Он ходил, стараясь слиться со стенами, и в спальне забивался под одеяло, чтобы лишний раз не попасться кому-нибудь на глаза – тому, кто не знает чем сейчас заняться и найдет развлечение в том, чтобы немного его помучить. Лешек был гадок самому себе, противный страх сковывал его с головы до ног, если кто-то заступал ему дорогу или стаскивал с него одеяло. Он не был способен даже на то, что бы разозлиться, и неизменно мямлил и просил его не трогать.

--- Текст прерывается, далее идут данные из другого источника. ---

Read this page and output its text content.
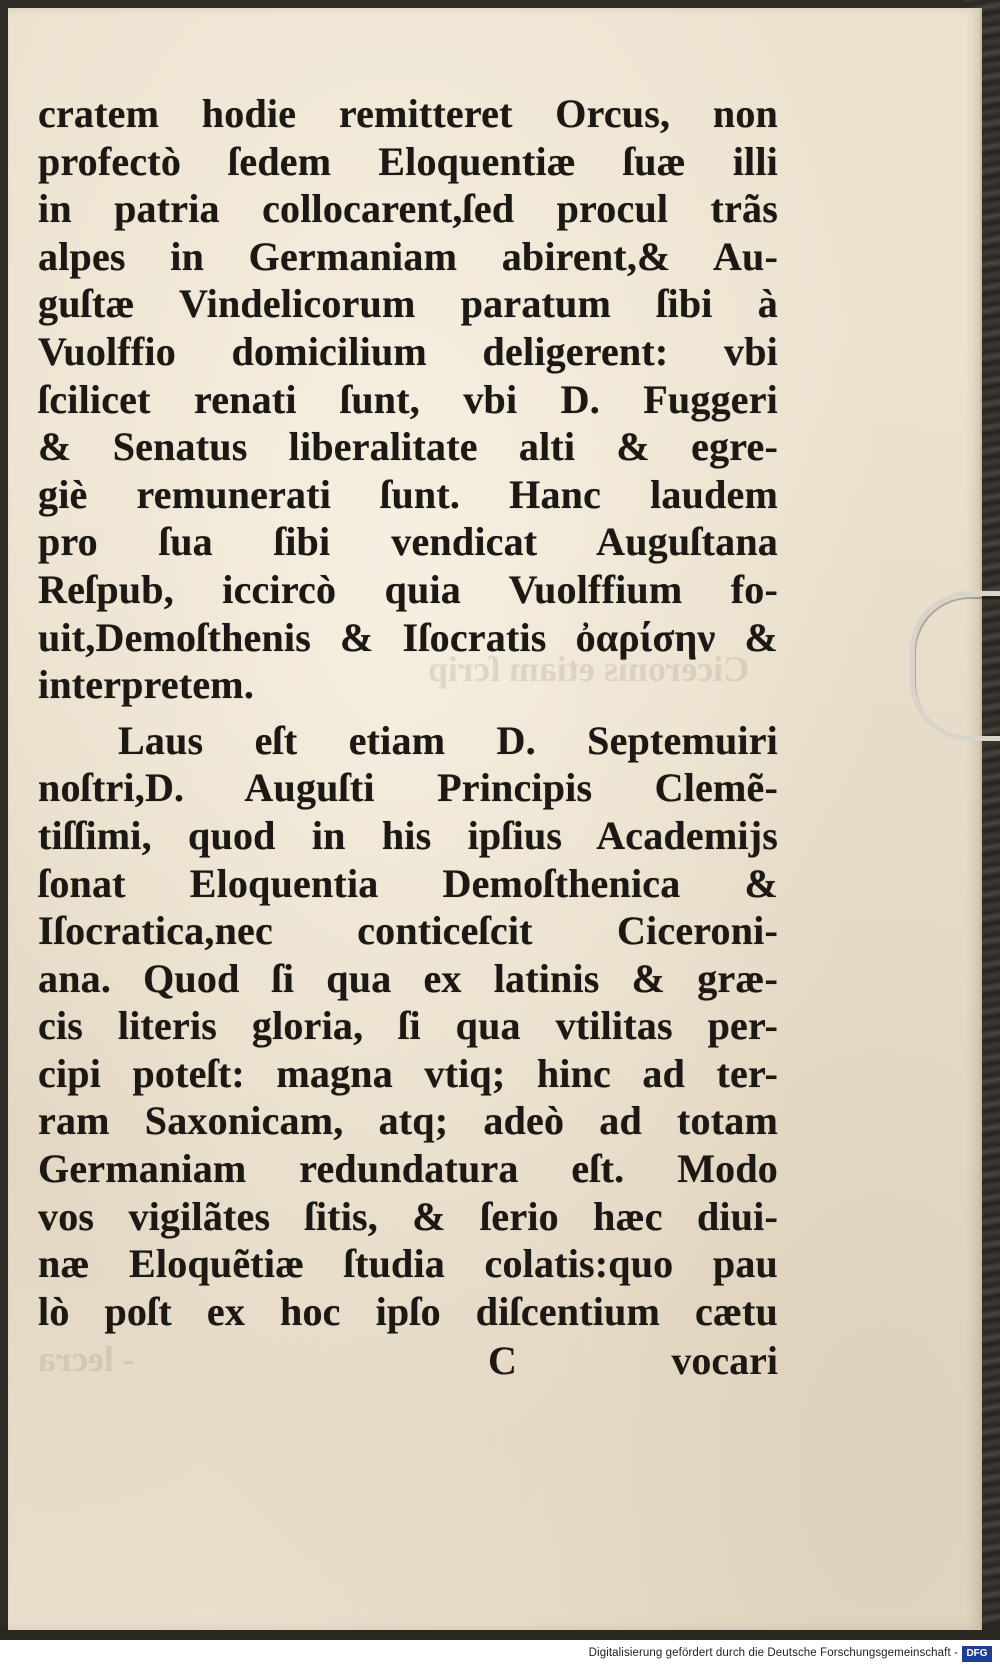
Ciceronis etiam ſcrip
- lecra
cratem hodie remitteret Orcus, non
profectò ſedem Eloquentiæ ſuæ illi
in patria collocarent,ſed procul trãs
alpes in Germaniam abirent,& Au-
guſtæ Vindelicorum paratum ſibi à
Vuolffio domicilium deligerent: vbi
ſcilicet renati ſunt, vbi D. Fuggeri
& Senatus liberalitate alti & egre-
giè remunerati ſunt. Hanc laudem
pro ſua ſibi vendicat Auguſtana
Reſpub, iccircò quia Vuolffium fo-
uit,Demoſthenis & Iſocratis ὀαρίσην &
interpretem.
Laus eſt etiam D. Septemuiri
noſtri,D. Auguſti Principis Clemẽ-
tiſſimi, quod in his ipſius Academijs
ſonat Eloquentia Demoſthenica &
Iſocratica,nec conticeſcit Ciceroni-
ana. Quod ſi qua ex latinis & græ-
cis literis gloria, ſi qua vtilitas per-
cipi poteſt: magna vtiq; hinc ad ter-
ram Saxonicam, atq; adeò ad totam
Germaniam redundatura eſt. Modo
vos vigilãtes ſitis, & ſerio hæc diui-
næ Eloquẽtiæ ſtudia colatis:quo pau
lò poſt ex hoc ipſo diſcentium cætu
C	vocari
Digitalisierung gefördert durch die Deutsche Forschungsgemeinschaft - DFG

Но мама, которой Лешек откровенно поверял свой ужас, и свою унизительную беспомощность, в его воображении никогда не осуждала его, напротив, утешала и объясняла его слабость понятными и уважительными причинами. С ней он говорил о своих мыслях, далеких от окружающей действительности, ей он пел песни, и ей рассказывал выдуманные трогательные истории, которые придумывал сам.
Только через три года его жизнь изменилась к лучшему – в приюте появился десятилетний Лытка, крещеный Лукой. У него имелся слух, и волею отца Паисия его определили в певчие, однако он оказался таким крепким, здоровым парнем, что и тринадцатилетние ребята побаивались к нему задираться. В приюте дети делились на четыре группы-спальни, примерно по пятнадцать человек, в соответствии с возрастом, и старшие редко обращали внимание на младших, но Лытку, как показалось Лешеку, уважали и ребята из старших групп.